Shot from the movie "Nosferatu - the ghost of the night"
Shot from the movie "Nosferatu - the ghost of the night"

Shot from the movie "Nosferatu - the ghost of the night"

The most famous vampire in the 18th century was a certain Arnod Paole, who rose from the grave and gave birth to many other vampires who terrorized the Serbian village of Medvegia from 1727 to 1732. This case was investigated by local authorities. Subsequently, a report of this investigation was published under the title Spotted and Discovered.

According to the report, in 1727 Paole fell out of the carriage while she was moving and broke his neck. However, a month later he came to life and began to bully the local peasants, and after a while he killed four people. When the villagers exhumed Paola's body, they found his body undecomposed, with fresh blood flowing from the eyes, mouth and ears of the dead man. His old fingernails and toenails fell off and new ones grew in their place. The vampire's heart was pierced with a wooden stake, after which he issued a "distinct groan", and then the remains were burned and buried ashes.

* * *

In the descriptions of such creatures in the 18th century, the incorruptibility of the body, bending limbs and an appearance indistinguishable from the state of a living person were almost always noted. In addition, it was mentioned that vampires are driven by an irresistible attraction to human blood, not mentioned in medieval sources. There are similar bloodsuckers in many sources of the 19th century. Thus, we can conclude that the vampire as a folklore character really took root in popular culture precisely in the 18th century.

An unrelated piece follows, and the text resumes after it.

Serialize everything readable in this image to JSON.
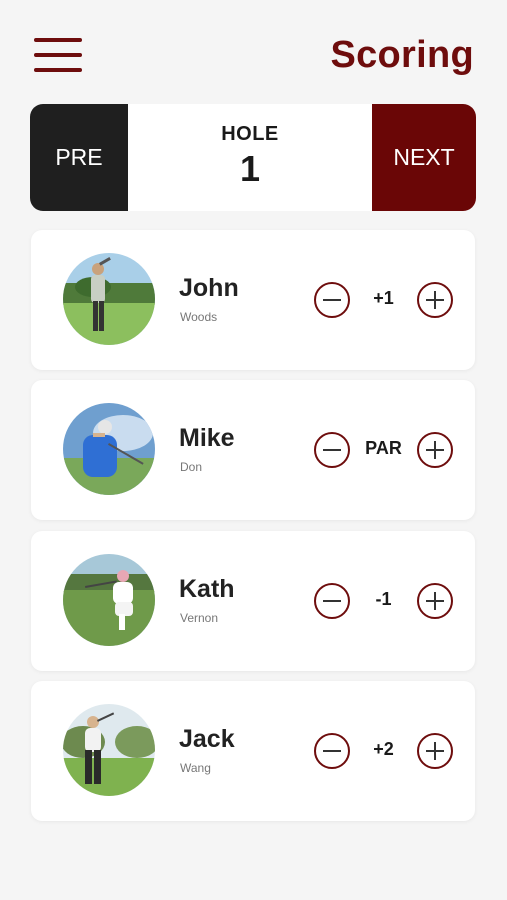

Vampires in the legends of different peoples did not always eat only blood. Serbian gypsies put out saucers of milk, bread and cheese to ward off the creatures they called mullahs from their livestock and their families. Ukrainian ghouls were always hungry and eager for any food. The Bulgarian obur ate carrion and drank blood only when they ran out of their own. The synthesis of cultures and beliefs of different peoples gave rise to the modern image of a vampire, in which all the features of various beliefs in the living dead and walking corpses were combined.